Reem Kassis a grandi à Jérusalem, dans une famille palestinienne. Née d'un papa chrétien, originaire de Rameh - une région réputée pour ses oliveraies et ses huiles de haute qualité -, et d'une mère musulmane venant de Jaljulya - une terre connue pour ses vergers et ses plats roboratifs -, la jeune femme a, très jeune, perçu toutes les subtilités de ce terroir aux multiples facettes. A 17 ans, elle quitte néanmoins les siens pour aller étudier aux Etats-Unis. " J'étais alors loin de me douter que mon périple me ramènerait à mon point de départ, en cuisine, mais transformée, appréciant tout ce à quoi j'avais cherché à échapper ", avoue-t-elle. C'est seulement après plus d'une décennie loin de chez elle, mariée à un Palestinien et devenue maman, que Reem reprend en effet le chemin des fourneaux.
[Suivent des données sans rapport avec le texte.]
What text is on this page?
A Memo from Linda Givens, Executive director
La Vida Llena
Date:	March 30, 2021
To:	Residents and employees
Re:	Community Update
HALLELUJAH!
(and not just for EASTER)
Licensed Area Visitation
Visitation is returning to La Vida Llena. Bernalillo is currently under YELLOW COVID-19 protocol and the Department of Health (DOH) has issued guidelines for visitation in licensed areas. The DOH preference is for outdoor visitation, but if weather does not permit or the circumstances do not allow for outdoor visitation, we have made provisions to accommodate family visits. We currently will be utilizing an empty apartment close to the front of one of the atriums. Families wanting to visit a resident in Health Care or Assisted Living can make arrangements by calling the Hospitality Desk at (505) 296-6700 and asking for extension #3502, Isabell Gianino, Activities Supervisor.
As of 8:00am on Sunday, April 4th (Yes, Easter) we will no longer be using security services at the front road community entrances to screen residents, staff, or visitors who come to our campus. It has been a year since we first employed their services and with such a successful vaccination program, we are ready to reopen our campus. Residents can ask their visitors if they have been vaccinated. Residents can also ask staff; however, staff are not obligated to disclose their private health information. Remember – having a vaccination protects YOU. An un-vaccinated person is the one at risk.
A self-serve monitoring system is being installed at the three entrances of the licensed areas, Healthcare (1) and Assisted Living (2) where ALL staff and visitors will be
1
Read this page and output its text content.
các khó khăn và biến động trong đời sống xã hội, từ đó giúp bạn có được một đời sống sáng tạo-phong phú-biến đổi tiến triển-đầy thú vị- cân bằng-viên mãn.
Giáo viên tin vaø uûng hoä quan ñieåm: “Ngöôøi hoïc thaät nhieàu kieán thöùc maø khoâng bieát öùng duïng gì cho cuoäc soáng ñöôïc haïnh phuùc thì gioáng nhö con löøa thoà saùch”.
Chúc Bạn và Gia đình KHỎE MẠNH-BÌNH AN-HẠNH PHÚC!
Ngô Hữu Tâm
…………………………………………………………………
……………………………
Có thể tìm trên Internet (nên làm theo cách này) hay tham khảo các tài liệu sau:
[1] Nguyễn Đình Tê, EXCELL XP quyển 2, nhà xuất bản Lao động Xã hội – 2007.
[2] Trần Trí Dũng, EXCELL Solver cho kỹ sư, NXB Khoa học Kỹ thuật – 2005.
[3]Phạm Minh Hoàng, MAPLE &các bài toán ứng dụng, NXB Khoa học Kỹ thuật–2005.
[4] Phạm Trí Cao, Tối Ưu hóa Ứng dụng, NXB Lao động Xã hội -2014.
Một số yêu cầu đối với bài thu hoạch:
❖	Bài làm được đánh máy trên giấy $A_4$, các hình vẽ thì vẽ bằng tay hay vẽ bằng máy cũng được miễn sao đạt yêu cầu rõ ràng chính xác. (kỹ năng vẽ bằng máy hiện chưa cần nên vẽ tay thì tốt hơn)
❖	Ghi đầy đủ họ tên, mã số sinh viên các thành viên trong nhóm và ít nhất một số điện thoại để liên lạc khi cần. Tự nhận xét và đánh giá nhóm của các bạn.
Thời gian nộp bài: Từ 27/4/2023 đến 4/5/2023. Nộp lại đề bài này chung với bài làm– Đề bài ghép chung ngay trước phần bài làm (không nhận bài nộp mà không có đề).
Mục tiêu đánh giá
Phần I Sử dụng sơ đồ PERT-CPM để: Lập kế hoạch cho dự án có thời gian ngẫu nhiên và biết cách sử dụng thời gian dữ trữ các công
Elle s'y met d'abord par nostalgie, pour " soigner son mal du pays ", en se remémorant les recettes ancestrales qu'elle affectionnait petite. Mais peu à peu, elle se dit qu'elle aimerait à son tour transmettre ces préparations, à ses enfants bien sûr, mais aussi plus largement au grand public, qui résume trop souvent les mets de là-bas à quelques classiques éculés... et déformés. " Certains chefs se sont contentés de parsemer des plats de graines de grenades et de za'atar pour prétendre faire une cuisine typique du Moyen-Orient ", regrette-t-elle.
...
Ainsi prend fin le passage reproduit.